Ancora una volta Napolitano ha voluto essere in prima linea, intestandosi la scelta. Ha voluto essere il vincitore. L’unico modo per far finta di non vedere che tutto ciò fa a pugni con la Costituzione consiste nel far valere la tesi che si tratta del “naturale sviluppo della missione, nel solco del voto parlamentare di marzo”. E, difatti, sono le testuali parole del Presidente della Repubblica. Capita, però, che Umberto Bossi punti i piedi, mentre il fronte cattolico fa il suo mestiere di sempre, dicendosi contrario alle armi. A questo punto la sinistra fiuta la possibile crisi e Bersani chiede che ci sia una discussione e un voto parlamentare. Ha ragione, ma è l’esatto contrario di quel che sostiene Napolitano, fin qui unica stella fissa nel firmamento dell’opposizione.
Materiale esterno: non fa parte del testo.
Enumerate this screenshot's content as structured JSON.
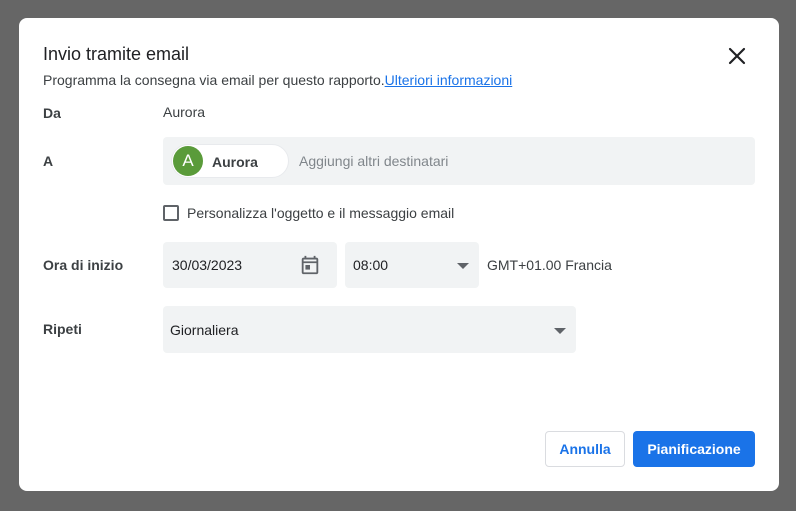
{
  "dialog": {
    "title": "Invio tramite email",
    "subtitle": "Programma la consegna via email per questo rapporto.",
    "link": "Ulteriori informazioni",
    "close_icon": "close-icon"
  },
  "from": {
    "label": "Da",
    "value": "Aurora"
  },
  "to": {
    "label": "A",
    "chip": {
      "initial": "A",
      "name": "Aurora",
      "avatar_color": "#5a9b3a"
    },
    "placeholder": "Aggiungi altri destinatari"
  },
  "customize": {
    "label": "Personalizza l'oggetto e il messaggio email",
    "checked": false
  },
  "start": {
    "label": "Ora di inizio",
    "date": "30/03/2023",
    "calendar_icon": "calendar-icon",
    "time": "08:00",
    "timezone": "GMT+01.00 Francia"
  },
  "repeat": {
    "label": "Ripeti",
    "value": "Giornaliera"
  },
  "buttons": {
    "cancel": "Annulla",
    "submit": "Pianificazione"
  },
  "colors": {
    "accent": "#1a73e8",
    "backdrop": "#666666",
    "field_bg": "#f1f3f4"
  }
}
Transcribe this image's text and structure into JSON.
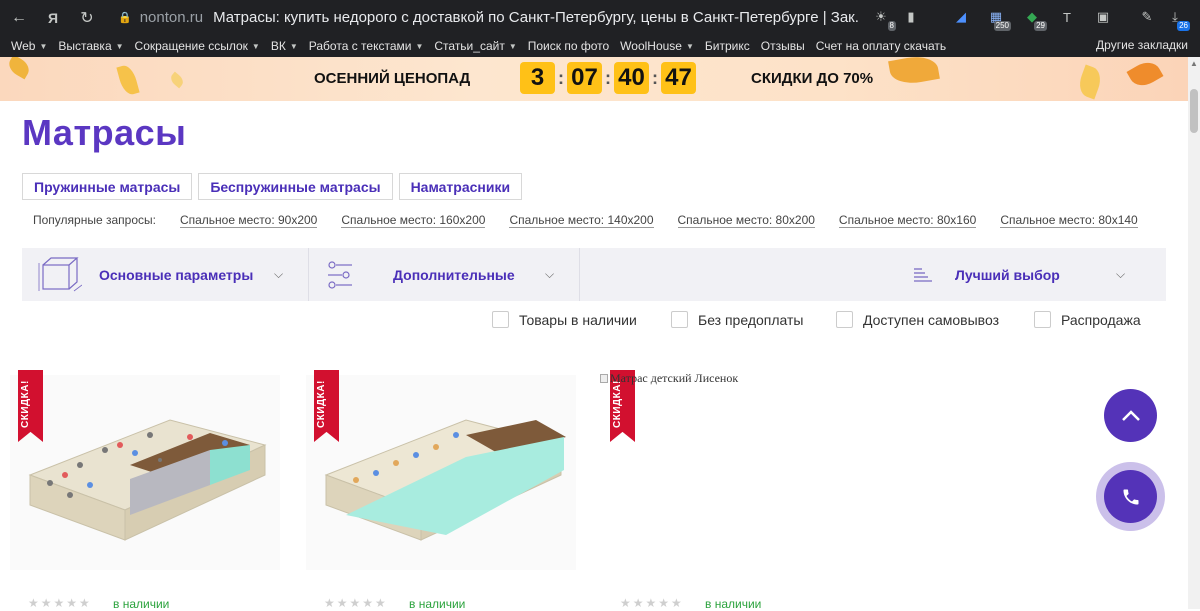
{
  "browser": {
    "domain": "nonton.ru",
    "tab_title": "Матрасы: купить недорого с доставкой по Санкт-Петербургу, цены в Санкт-Петербурге | Зак...",
    "extension_badges": [
      "8",
      "250",
      "29",
      "26"
    ]
  },
  "bookmarks": {
    "items": [
      {
        "label": "Web",
        "dropdown": true
      },
      {
        "label": "Выставка",
        "dropdown": true
      },
      {
        "label": "Сокращение ссылок",
        "dropdown": true
      },
      {
        "label": "ВК",
        "dropdown": true
      },
      {
        "label": "Работа с текстами",
        "dropdown": true
      },
      {
        "label": "Статьи_сайт",
        "dropdown": true
      },
      {
        "label": "Поиск по фото",
        "dropdown": false
      },
      {
        "label": "WoolHouse",
        "dropdown": true
      },
      {
        "label": "Битрикс",
        "dropdown": false
      },
      {
        "label": "Отзывы",
        "dropdown": false
      },
      {
        "label": "Счет на оплату скачать",
        "dropdown": false
      }
    ],
    "other": "Другие закладки"
  },
  "banner": {
    "title": "ОСЕННИЙ ЦЕНОПАД",
    "timer": {
      "days": "3",
      "hours": "07",
      "minutes": "40",
      "seconds": "47"
    },
    "sale": "СКИДКИ ДО 70%"
  },
  "page": {
    "title": "Матрасы",
    "categories": [
      "Пружинные матрасы",
      "Беспружинные матрасы",
      "Наматрасники"
    ],
    "popular_label": "Популярные запросы:",
    "popular_links": [
      "Спальное место: 90х200",
      "Спальное место: 160х200",
      "Спальное место: 140х200",
      "Спальное место: 80х200",
      "Спальное место: 80х160",
      "Спальное место: 80х140"
    ]
  },
  "filters": {
    "main": "Основные параметры",
    "extra": "Дополнительные",
    "sort": "Лучший выбор",
    "checkboxes": [
      "Товары в наличии",
      "Без предоплаты",
      "Доступен самовывоз",
      "Распродажа"
    ]
  },
  "products": [
    {
      "badge": "СКИДКА!",
      "stock": "в наличии",
      "image_alt": ""
    },
    {
      "badge": "СКИДКА!",
      "stock": "в наличии",
      "image_alt": ""
    },
    {
      "badge": "СКИДКА!",
      "stock": "в наличии",
      "image_alt": "Матрас детский Лисенок"
    }
  ],
  "colors": {
    "accent": "#5433b8",
    "title": "#5b37c2",
    "sale_ribbon": "#d2102f",
    "timer": "#ffc117",
    "in_stock": "#2ba33d"
  }
}
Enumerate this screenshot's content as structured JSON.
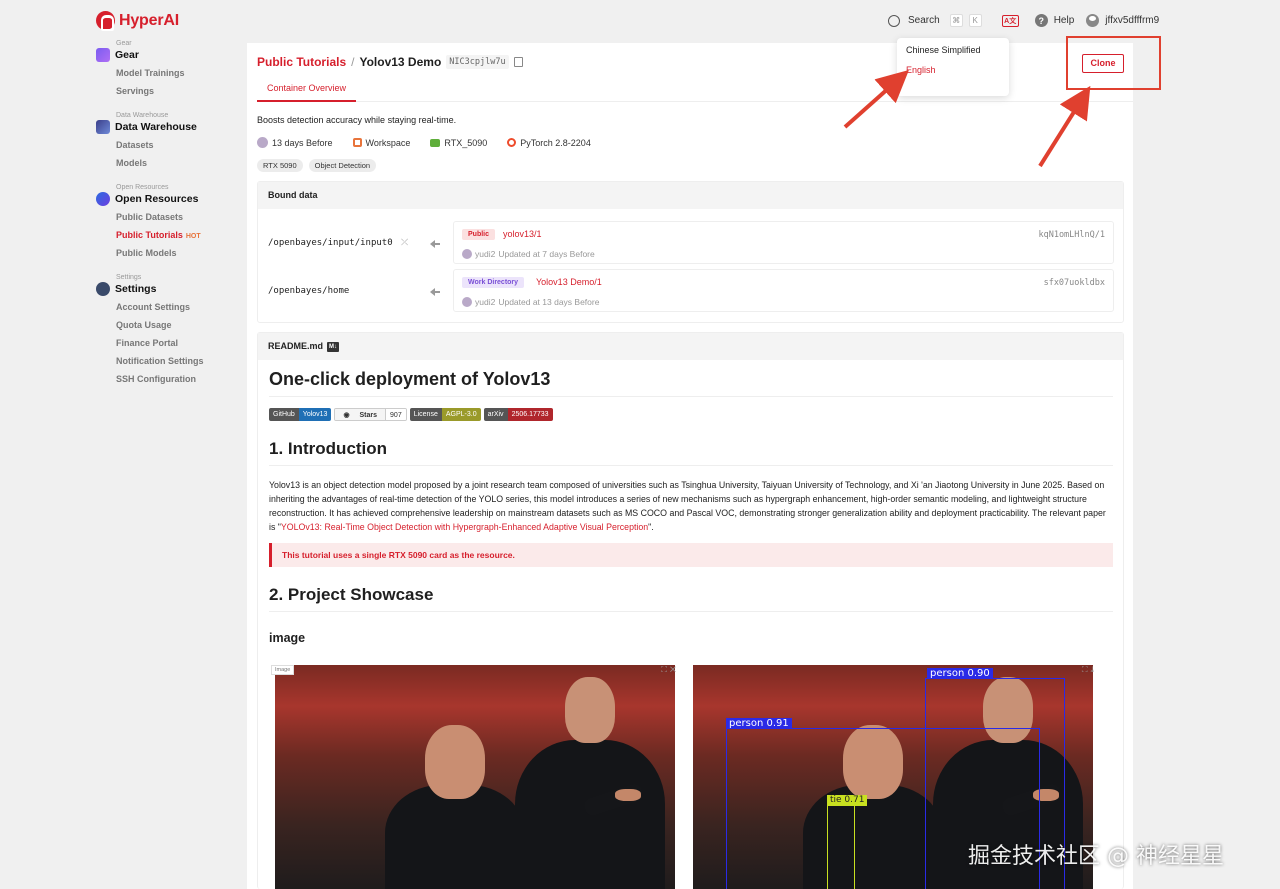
{
  "app": {
    "name": "HyperAI"
  },
  "topbar": {
    "search_label": "Search",
    "search_kbd": [
      "⌘",
      "K"
    ],
    "language_icon": "language-icon",
    "help_label": "Help",
    "username": "jffxv5dfffrm9"
  },
  "language_menu": {
    "options": [
      "Chinese Simplified",
      "English"
    ],
    "selected": "English"
  },
  "sidebar": {
    "groups": [
      {
        "caption": "Gear",
        "title": "Gear",
        "items": [
          "Model Trainings",
          "Servings"
        ]
      },
      {
        "caption": "Data Warehouse",
        "title": "Data Warehouse",
        "items": [
          "Datasets",
          "Models"
        ]
      },
      {
        "caption": "Open Resources",
        "title": "Open Resources",
        "items": [
          "Public Datasets",
          "Public Tutorials",
          "Public Models"
        ],
        "active": "Public Tutorials",
        "hot_badge": "HOT"
      },
      {
        "caption": "Settings",
        "title": "Settings",
        "items": [
          "Account Settings",
          "Quota Usage",
          "Finance Portal",
          "Notification Settings",
          "SSH Configuration"
        ]
      }
    ]
  },
  "header": {
    "breadcrumb_parent": "Public Tutorials",
    "separator": "/",
    "title": "Yolov13 Demo",
    "id": "NIC3cpjlw7u",
    "clone_label": "Clone"
  },
  "tabs": [
    "Container Overview"
  ],
  "description": "Boosts detection accuracy while staying real-time.",
  "meta": {
    "updated": "13 days Before",
    "workspace": "Workspace",
    "gpu": "RTX_5090",
    "framework": "PyTorch 2.8-2204"
  },
  "tags": [
    "RTX 5090",
    "Object Detection"
  ],
  "bound_data": {
    "title": "Bound data",
    "rows": [
      {
        "path": "/openbayes/input/input0",
        "badge": "Public",
        "name": "yolov13/1",
        "hash": "kqN1omLHlnQ/1",
        "user": "yudi2",
        "updated": "Updated at 7 days Before"
      },
      {
        "path": "/openbayes/home",
        "badge": "Work Directory",
        "name": "Yolov13 Demo/1",
        "hash": "sfx07uokldbx",
        "user": "yudi2",
        "updated": "Updated at 13 days Before"
      }
    ]
  },
  "readme": {
    "file": "README.md",
    "md_badge": "M↓",
    "h1": "One-click deployment of Yolov13",
    "badges": [
      {
        "left": "GitHub",
        "right": "Yolov13",
        "color": "#1f6fb5"
      },
      {
        "left": "Stars",
        "right": "907",
        "color": "#ffffff"
      },
      {
        "left": "License",
        "right": "AGPL-3.0",
        "color": "#9a9a2a"
      },
      {
        "left": "arXiv",
        "right": "2506.17733",
        "color": "#b0262c"
      }
    ],
    "intro_heading": "1. Introduction",
    "intro_text_before": "Yolov13 is an object detection model proposed by a joint research team composed of universities such as Tsinghua University, Taiyuan University of Technology, and Xi 'an Jiaotong University in June 2025. Based on inheriting the advantages of real-time detection of the YOLO series, this model introduces a series of new mechanisms such as hypergraph enhancement, high-order semantic modeling, and lightweight structure reconstruction. It has achieved comprehensive leadership on mainstream datasets such as MS COCO and Pascal VOC, demonstrating stronger generalization ability and deployment practicability. The relevant paper is \"",
    "intro_link": "YOLOv13: Real-Time Object Detection with Hypergraph-Enhanced Adaptive Visual Perception",
    "intro_text_after": "\".",
    "callout": "This tutorial uses a single RTX 5090 card as the resource.",
    "showcase_heading": "2. Project Showcase",
    "image_heading": "image",
    "image_label": "Image",
    "detections": [
      {
        "label": "person 0.90"
      },
      {
        "label": "person 0.91"
      },
      {
        "label": "tie 0.71"
      }
    ]
  },
  "watermark": "掘金技术社区 @ 神经星星",
  "colors": {
    "accent": "#d61f2c",
    "annotation": "#e0402f"
  }
}
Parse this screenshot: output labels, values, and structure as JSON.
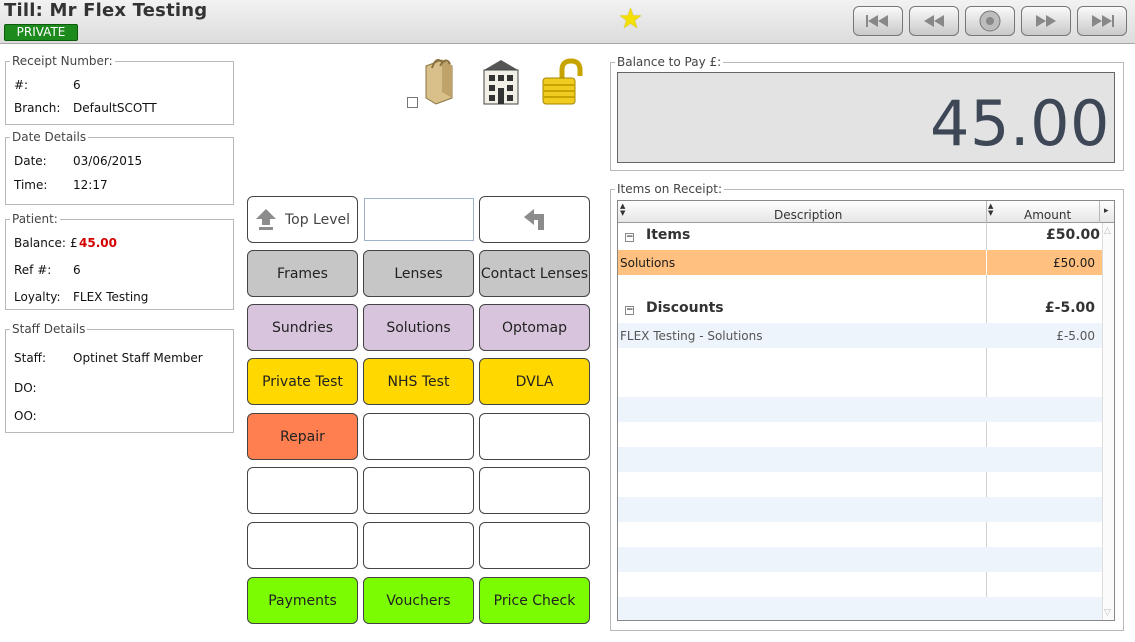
{
  "header": {
    "title": "Till: Mr Flex Testing",
    "badge": "PRIVATE",
    "nav": [
      "first-icon",
      "previous-icon",
      "stop-icon",
      "next-icon",
      "last-icon"
    ]
  },
  "receipt": {
    "legend": "Receipt Number:",
    "number_label": "#:",
    "number_value": "6",
    "branch_label": "Branch:",
    "branch_value": "DefaultSCOTT"
  },
  "date": {
    "legend": "Date Details",
    "date_label": "Date:",
    "date_value": "03/06/2015",
    "time_label": "Time:",
    "time_value": "12:17"
  },
  "patient": {
    "legend": "Patient:",
    "balance_label": "Balance:",
    "currency": "£",
    "balance_value": "45.00",
    "ref_label": "Ref #:",
    "ref_value": "6",
    "loyalty_label": "Loyalty:",
    "loyalty_value": "FLEX Testing"
  },
  "staff": {
    "legend": "Staff Details",
    "staff_label": "Staff:",
    "staff_value": "Optinet Staff Member",
    "do_label": "DO:",
    "oo_label": "OO:"
  },
  "buttons": {
    "top_level": "Top Level",
    "frames": "Frames",
    "lenses": "Lenses",
    "contact_lenses": "Contact Lenses",
    "sundries": "Sundries",
    "solutions": "Solutions",
    "optomap": "Optomap",
    "private_test": "Private Test",
    "nhs_test": "NHS Test",
    "dvla": "DVLA",
    "repair": "Repair",
    "payments": "Payments",
    "vouchers": "Vouchers",
    "price_check": "Price Check"
  },
  "balance_to_pay": {
    "legend": "Balance to Pay £:",
    "value": "45.00"
  },
  "items_on_receipt": {
    "legend": "Items on Receipt:",
    "col_description": "Description",
    "col_amount": "Amount",
    "groups": [
      {
        "name": "Items",
        "total": "£50.00",
        "rows": [
          {
            "description": "Solutions",
            "amount": "£50.00"
          }
        ]
      },
      {
        "name": "Discounts",
        "total": "£-5.00",
        "rows": [
          {
            "description": "FLEX Testing - Solutions",
            "amount": "£-5.00"
          }
        ]
      }
    ]
  },
  "colors": {
    "grey": "#c6c6c6",
    "lilac": "#d8c5dd",
    "yellow": "#ffd800",
    "orange": "#ff7f50",
    "green": "#7cfc00",
    "selected_row": "#ffc080"
  }
}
Lo ha capito bene la Lega, che ne approfitta e rincara la dose.
Perché, allora, dovrebbe aver paura solo Berlusconi? Un governo che perde la maggioranza va a casa. Non è una tragedia. Ma cosa capita al Presidente della Repubblica che si trova smentito dal Parlamento? Il governo ha avuto posizioni oscillanti, ma quella che verrebbe bocciata sarebbe la linea ferma tenuta dal Quirinale. Ci ha pensato, Bersani? Sarà curioso vederlo invocare una crisi contro il Quirinale.
I problemi sono due: sul fronte estero una guerra aperta al buio, sul fronte interno il deragliamento costituzionale. Far finta che sia solo un problema del governo, e di chi lo guida, non servirà a scantonare.